Unguentari in pasta vitrea policroma
Dalla necropoli fenicio-punica di Sulky, provengono due unguentari di pasta vitrea policroma, cioè decorata con più colori.
Si tratta di due balsamari dalla forma di amphoriskos (fig. 1) e di oinochoe (fig. 2). Hanno entrambi un colore di base azzurro intenso che è quello naturale del vetro, e una vivace decorazione a fili alternati il cui colore viene ottenuto aggiungendo al composto chimico di base altri elementi, come gli ossidi di ferro per ottenere il giallo, l’ossido di rame per l’azzurro e l’ossido di manganese per il nero.
Sia l’amphoriskos (che riproduce una piccola anfora) che l’oinochoe (che ripropone in piccolo la forma ceramica che serve per contenere e versare il vino) sono ricomposti da più frammenti.
Cos’erano e a cosa servivano gli unguentari? Erano dei vasetti di piccole dimensioni che riproponevano alcune delle forme vascolari ceramiche più note, soprattutto greche, le quali vengono abitualmente rinvenute nelle necropoli di cultura punica e in genere, in quelle di Età pre-Romana, in tutto il bacino del Mediterraneo. Oltre agli oinochoai e agli amphoriskoi, si hanno anche i cosiddetti aryballoi (fig. 3) e alabastra (fig. 4): gli aryballoi erano forme vascolari di piccole dimensioni, destinati a contenere unguenti e olii, e venivano utilizzati soprattutto dagli atleti durante i loro allenamenti; gli alabastra erano anch’essi unguentari e si tratta di una forma vascolare di origine piuttosto antica, già diffusa in Egitto e nel Vicino Oriente.
I reperti provenienti dalla necropoli di Sulky, databili tra la metà del VI e il IV sec. a.C., trovano confronti puntuali in tutto il mondo punico occidentale, nel resto della Sardegna, a Cartagine, in Sicilia, a Ibiza.
A Sant’Antioco è documentata anche il tipo dell’unguentario a figura umana inginocchiata davanti a un canopo. La figura, di stile egittizzante è databile al VI-V sec. a.C. proviene dal tofet di Sulky (fig. 5).

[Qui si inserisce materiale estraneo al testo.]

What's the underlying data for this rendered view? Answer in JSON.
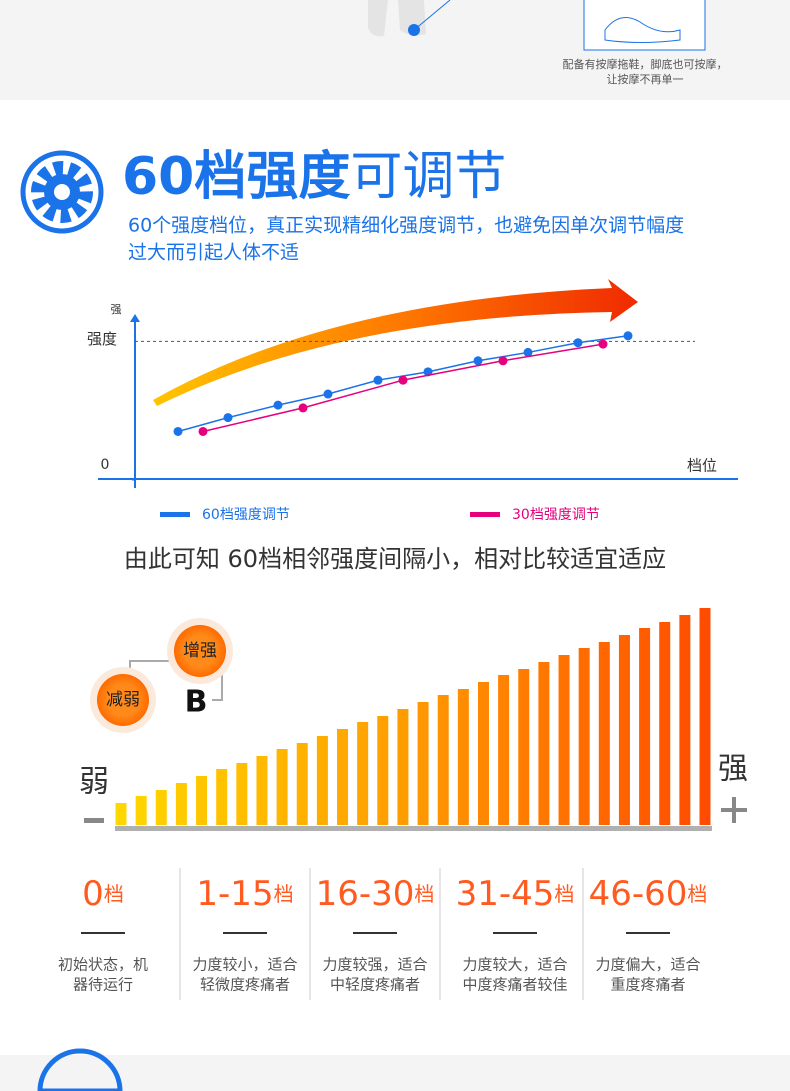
{
  "top": {
    "caption": [
      "配备有按摩拖鞋，脚底也可按摩，",
      "让按摩不再单一"
    ]
  },
  "heading": {
    "bold": "60档强度",
    "light": "可调节"
  },
  "subtitle": [
    "60个强度档位，真正实现精细化强度调节，也避免因单次调节幅度",
    "过大而引起人体不适"
  ],
  "chart_data": [
    {
      "type": "line",
      "y_label": "强",
      "x_label": "档位",
      "reference": {
        "value": 100,
        "label": "强度"
      },
      "xlim": [
        0,
        12
      ],
      "ylim": [
        0,
        119
      ],
      "yticks": [
        0
      ],
      "series": [
        {
          "name": "60档强度调节",
          "color": "#1a73e8",
          "x": [
            1,
            2,
            3,
            4,
            5,
            6,
            7,
            8,
            9,
            10
          ],
          "values": [
            35,
            45,
            54,
            62,
            72,
            78,
            86,
            92,
            99,
            104
          ]
        },
        {
          "name": "30档强度调节",
          "color": "#e6007e",
          "x": [
            1.5,
            3.5,
            5.5,
            7.5,
            9.5
          ],
          "values": [
            35,
            52,
            72,
            86,
            98
          ]
        }
      ]
    },
    {
      "type": "bar",
      "ylim": [
        0,
        220
      ],
      "low_label": "弱",
      "high_label": "强",
      "values": [
        22,
        29,
        35,
        42,
        49,
        56,
        62,
        69,
        76,
        82,
        89,
        96,
        103,
        109,
        116,
        123,
        130,
        136,
        143,
        150,
        156,
        163,
        170,
        177,
        183,
        190,
        197,
        203,
        210,
        217
      ],
      "buttons": {
        "increase": "增强",
        "decrease": "减弱",
        "key": "B"
      }
    }
  ],
  "conclusion": "由此可知 60档相邻强度间隔小，相对比较适宜适应",
  "levels": [
    {
      "range": "0",
      "unit": "档",
      "description": [
        "初始状态，机",
        "器待运行"
      ]
    },
    {
      "range": "1-15",
      "unit": "档",
      "description": [
        "力度较小，适合",
        "轻微度疼痛者"
      ]
    },
    {
      "range": "16-30",
      "unit": "档",
      "description": [
        "力度较强，适合",
        "中轻度疼痛者"
      ]
    },
    {
      "range": "31-45",
      "unit": "档",
      "description": [
        "力度较大，适合",
        "中度疼痛者较佳"
      ]
    },
    {
      "range": "46-60",
      "unit": "档",
      "description": [
        "力度偏大，适合",
        "重度疼痛者"
      ]
    }
  ]
}
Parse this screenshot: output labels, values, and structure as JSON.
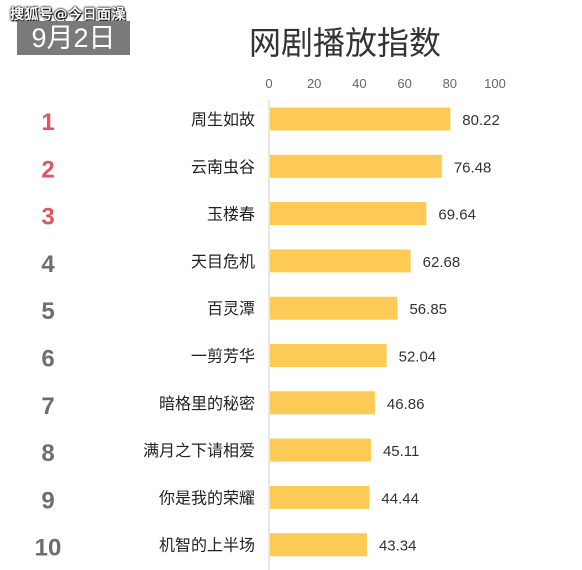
{
  "watermark": "搜狐号@今日面澡",
  "date_badge": "9月2日",
  "colors": {
    "bar": "#FDCB55",
    "rank_top": "#E0545E",
    "rank_other": "#6E6E6E",
    "axis": "#CFCFCF",
    "badge_bg": "#7A7A7A"
  },
  "chart_data": {
    "type": "bar",
    "orientation": "horizontal",
    "title": "网剧播放指数",
    "xlabel": "",
    "ylabel": "",
    "xlim": [
      0,
      100
    ],
    "x_ticks": [
      0,
      20,
      40,
      60,
      80,
      100
    ],
    "x_tick_labels": [
      "0",
      "20",
      "40",
      "60",
      "80",
      "100"
    ],
    "grid": false,
    "ranks": [
      "1",
      "2",
      "3",
      "4",
      "5",
      "6",
      "7",
      "8",
      "9",
      "10"
    ],
    "categories": [
      "周生如故",
      "云南虫谷",
      "玉楼春",
      "天目危机",
      "百灵潭",
      "一剪芳华",
      "暗格里的秘密",
      "满月之下请相爱",
      "你是我的荣耀",
      "机智的上半场"
    ],
    "values": [
      80.22,
      76.48,
      69.64,
      62.68,
      56.85,
      52.04,
      46.86,
      45.11,
      44.44,
      43.34
    ],
    "value_labels": [
      "80.22",
      "76.48",
      "69.64",
      "62.68",
      "56.85",
      "52.04",
      "46.86",
      "45.11",
      "44.44",
      "43.34"
    ]
  }
}
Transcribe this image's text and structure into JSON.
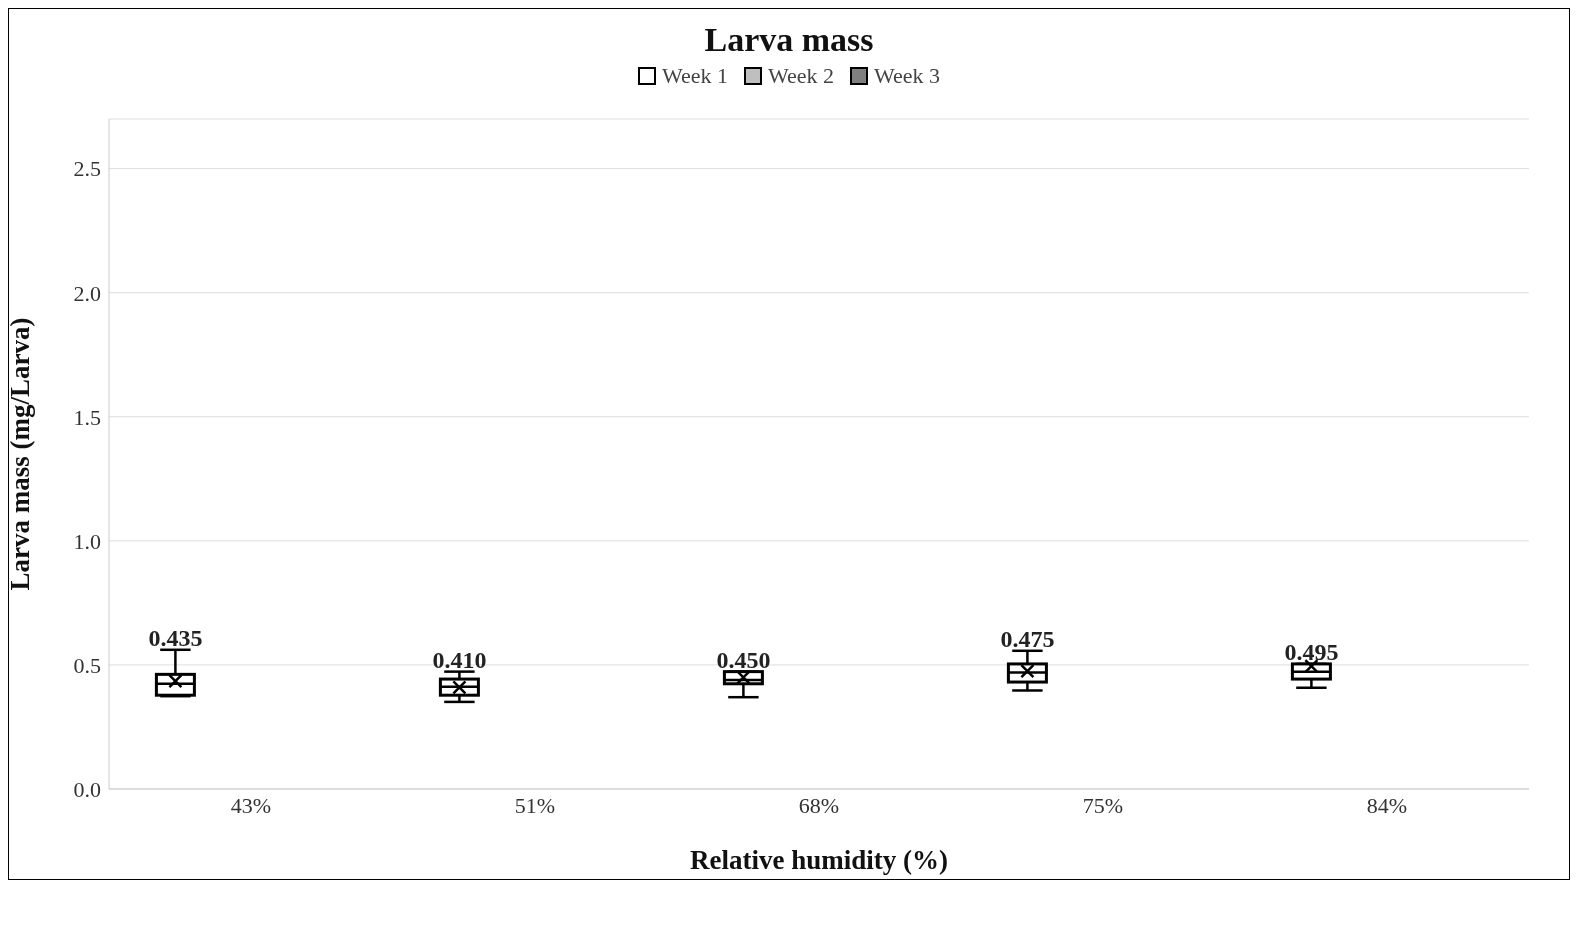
{
  "chart_data": {
    "type": "box",
    "title": "Larva mass",
    "xlabel": "Relative humidity (%)",
    "ylabel": "Larva mass (mg/Larva)",
    "categories": [
      "43%",
      "51%",
      "68%",
      "75%",
      "84%"
    ],
    "series": [
      {
        "name": "Week 1",
        "color": "#ffffff",
        "boxes": [
          {
            "low": 0.374,
            "q1": 0.378,
            "median": 0.424,
            "q3": 0.462,
            "high": 0.561,
            "mean": 0.435
          },
          {
            "low": 0.351,
            "q1": 0.378,
            "median": 0.412,
            "q3": 0.443,
            "high": 0.473,
            "mean": 0.41
          },
          {
            "low": 0.37,
            "q1": 0.424,
            "median": 0.439,
            "q3": 0.473,
            "high": 0.473,
            "mean": 0.45
          },
          {
            "low": 0.397,
            "q1": 0.431,
            "median": 0.469,
            "q3": 0.504,
            "high": 0.557,
            "mean": 0.475
          },
          {
            "low": 0.408,
            "q1": 0.443,
            "median": 0.473,
            "q3": 0.504,
            "high": 0.504,
            "mean": 0.495
          }
        ]
      },
      {
        "name": "Week 2",
        "color": "#bfbfbf",
        "boxes": [
          null,
          null,
          null,
          null,
          null
        ]
      },
      {
        "name": "Week 3",
        "color": "#7f7f7f",
        "boxes": [
          null,
          null,
          null,
          null,
          null
        ]
      }
    ],
    "annotations": [
      "0.435",
      "0.410",
      "0.450",
      "0.475",
      "0.495"
    ],
    "ylim": [
      0,
      2.7
    ],
    "yticks": [
      {
        "value": 0,
        "label": "0.0"
      },
      {
        "value": 0.5,
        "label": "0.5"
      },
      {
        "value": 1,
        "label": "1.0"
      },
      {
        "value": 1.5,
        "label": "1.5"
      },
      {
        "value": 2,
        "label": "2.0"
      },
      {
        "value": 2.5,
        "label": "2.5"
      }
    ],
    "grid": "y",
    "legend": "top"
  }
}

Come si facevano gli unguentari e come si otteneva la decorazione? Una delle più comuni tecniche per la lavorazione prevedeva che il nucleo venisse inumidito e modellato, avvolto in un pezzo di tela e fissato all’estremità di una canna o di un’asta. Così approntato veniva immerso in un contenitore di vetro fuso e fatto ruotare su una lastra liscia, litica o metallica in modo da ottenere una superficie liscia. Si modellavano la bocca e il piede e si applicavano le anse, probabilmente con l’uso di pinze; la decorazione veniva inserita a fili, forse con l’aiuto di uno strumento a punta, sulla base ancora calda e fluida.
Gli unguentari erano degli oggetti di lusso, destinati a contenere preziosi olii balsamici e profumi e venivano così utilizzati nella vita quotidiana. In virtù di ciò essi facevano parte del corredo personale del defunto e venivano dunque deposti nella tomba con esso.
Bibliografia
- S. MOSCATI, Il mondo punico, Torino 1980.
- M.L. UBERTI, I vetri in AA. VV., I Fenici, Milano 1988.